Les pédagogies de l'AFPEP - SNPP face à un tel séisme ne peuvent être qu'un paradigme. Nous avons toujours plébiscité l'inter formation et l'inter contrôle dans le cadre de pratiques de cliniciens, que cela soit à l'occasion de nos rencontres, de nos travaux ou de nos publications.

« L'étude clinique » et l'étude en cours sur « les urgences » s'inscrivent dans cette démarche de témoignages, de prise en compte des conséquences éthiques, de distanciations inventives avec sa propre théorie, celles des autres ou des diktats accrédités, à laquelle la rencontre du patient oblige.

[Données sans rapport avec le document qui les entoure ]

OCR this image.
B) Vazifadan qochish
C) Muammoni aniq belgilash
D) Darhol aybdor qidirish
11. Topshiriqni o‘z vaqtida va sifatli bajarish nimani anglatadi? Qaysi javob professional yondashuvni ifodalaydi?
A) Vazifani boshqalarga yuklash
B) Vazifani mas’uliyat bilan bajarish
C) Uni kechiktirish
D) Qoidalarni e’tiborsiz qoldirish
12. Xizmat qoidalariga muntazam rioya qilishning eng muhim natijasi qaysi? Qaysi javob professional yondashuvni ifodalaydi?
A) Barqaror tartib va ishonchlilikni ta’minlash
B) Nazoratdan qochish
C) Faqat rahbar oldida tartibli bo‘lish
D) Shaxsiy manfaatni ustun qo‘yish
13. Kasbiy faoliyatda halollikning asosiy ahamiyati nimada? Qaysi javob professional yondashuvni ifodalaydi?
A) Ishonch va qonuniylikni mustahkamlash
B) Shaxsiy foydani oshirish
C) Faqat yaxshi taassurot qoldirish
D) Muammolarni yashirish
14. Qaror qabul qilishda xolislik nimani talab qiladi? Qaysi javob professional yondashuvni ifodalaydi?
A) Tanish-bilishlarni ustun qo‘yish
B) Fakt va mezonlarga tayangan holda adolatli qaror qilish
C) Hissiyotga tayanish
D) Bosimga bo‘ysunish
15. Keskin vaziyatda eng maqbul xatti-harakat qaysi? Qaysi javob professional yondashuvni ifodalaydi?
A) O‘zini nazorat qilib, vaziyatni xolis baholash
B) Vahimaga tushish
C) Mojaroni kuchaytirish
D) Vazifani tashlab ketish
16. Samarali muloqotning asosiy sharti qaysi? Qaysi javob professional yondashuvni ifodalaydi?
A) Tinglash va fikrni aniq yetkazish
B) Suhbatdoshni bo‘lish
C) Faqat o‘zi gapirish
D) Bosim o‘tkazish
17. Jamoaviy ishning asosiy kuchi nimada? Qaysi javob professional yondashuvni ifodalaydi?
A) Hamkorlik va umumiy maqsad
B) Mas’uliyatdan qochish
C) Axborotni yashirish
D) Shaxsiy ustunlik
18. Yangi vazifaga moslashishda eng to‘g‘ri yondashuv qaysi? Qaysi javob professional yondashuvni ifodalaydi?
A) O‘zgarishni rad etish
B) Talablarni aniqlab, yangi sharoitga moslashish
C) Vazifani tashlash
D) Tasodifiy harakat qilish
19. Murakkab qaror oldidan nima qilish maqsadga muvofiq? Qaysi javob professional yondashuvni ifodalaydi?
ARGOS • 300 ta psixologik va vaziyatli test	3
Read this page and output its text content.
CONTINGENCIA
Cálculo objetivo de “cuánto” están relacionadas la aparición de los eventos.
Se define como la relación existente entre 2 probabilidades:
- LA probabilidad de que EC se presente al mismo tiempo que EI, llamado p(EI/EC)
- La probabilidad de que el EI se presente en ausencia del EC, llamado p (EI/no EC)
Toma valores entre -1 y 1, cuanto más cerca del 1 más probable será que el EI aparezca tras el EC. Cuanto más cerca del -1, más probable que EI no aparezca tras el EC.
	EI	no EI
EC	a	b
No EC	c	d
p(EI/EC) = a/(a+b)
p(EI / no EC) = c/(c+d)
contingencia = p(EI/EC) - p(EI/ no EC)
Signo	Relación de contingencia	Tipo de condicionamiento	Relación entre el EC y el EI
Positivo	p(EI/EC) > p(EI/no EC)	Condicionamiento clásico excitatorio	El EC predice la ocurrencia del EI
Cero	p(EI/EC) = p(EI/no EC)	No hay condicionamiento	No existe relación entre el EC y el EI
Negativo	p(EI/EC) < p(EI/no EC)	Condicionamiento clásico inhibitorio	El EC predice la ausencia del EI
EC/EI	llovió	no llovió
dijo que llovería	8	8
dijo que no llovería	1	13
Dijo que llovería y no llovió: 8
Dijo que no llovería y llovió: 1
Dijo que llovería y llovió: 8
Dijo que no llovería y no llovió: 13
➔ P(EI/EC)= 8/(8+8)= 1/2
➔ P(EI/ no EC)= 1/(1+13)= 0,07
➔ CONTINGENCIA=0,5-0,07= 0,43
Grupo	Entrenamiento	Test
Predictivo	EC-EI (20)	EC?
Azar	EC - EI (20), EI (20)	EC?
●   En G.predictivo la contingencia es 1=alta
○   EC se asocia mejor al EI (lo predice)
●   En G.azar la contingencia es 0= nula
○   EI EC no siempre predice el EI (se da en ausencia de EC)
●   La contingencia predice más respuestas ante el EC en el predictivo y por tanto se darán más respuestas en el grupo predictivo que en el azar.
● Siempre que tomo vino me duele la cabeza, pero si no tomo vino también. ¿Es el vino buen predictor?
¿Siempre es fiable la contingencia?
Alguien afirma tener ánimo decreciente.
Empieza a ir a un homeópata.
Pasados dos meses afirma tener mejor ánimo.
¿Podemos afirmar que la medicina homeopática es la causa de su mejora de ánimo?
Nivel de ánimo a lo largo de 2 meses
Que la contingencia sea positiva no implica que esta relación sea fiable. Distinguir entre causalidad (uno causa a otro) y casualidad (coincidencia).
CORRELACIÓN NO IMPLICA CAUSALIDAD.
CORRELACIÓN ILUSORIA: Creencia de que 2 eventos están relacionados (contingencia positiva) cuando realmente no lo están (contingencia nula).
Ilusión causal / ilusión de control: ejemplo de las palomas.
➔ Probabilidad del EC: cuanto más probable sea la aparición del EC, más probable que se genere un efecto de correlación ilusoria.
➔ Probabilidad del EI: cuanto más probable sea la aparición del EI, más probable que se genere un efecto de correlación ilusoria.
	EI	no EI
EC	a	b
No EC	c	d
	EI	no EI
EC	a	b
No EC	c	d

Nous connaissons le destin des bulles. Reste à espérer qu'en attendant que cela arrive, tout le tissu psychiatrique ne soit pas détruit. Nos jeunes confrères nous donnent de nombreuses raisons d'avoir confiance en l'avenir. Ils ont non seulement conscience pour beaucoup d'entre eux de la nécessité d'une déconstruction du moule dans lequel on a tenté de les précipiter mais ils restent par ailleurs gourmands d'autres modes d'appréhension du fait clinique en particulier des prises en charge psychodynamiques.

Cette discussion ne manquera pas de prendre sa place lors de la prochaine Assemblée Générale de l'AFPEP - SNPP de mars prochain à laquelle vous êtes bien entendu conviés. Nous aurons à décider si nous voulons faciliter l'accès de nos travaux et de nos expériences aux jeunes internes ; des mesures incitatives sont facilement identifiables.

Nous concernant, nous aurons à décider de la conduite à tenir face à ces accusations intolérables de manque de formation et de mise en danger de nos patients. A distance des bulles et des ornières idéologiques, nous avons à susciter un débat fondé qui permette la mise en lumière de la nature des enjeux.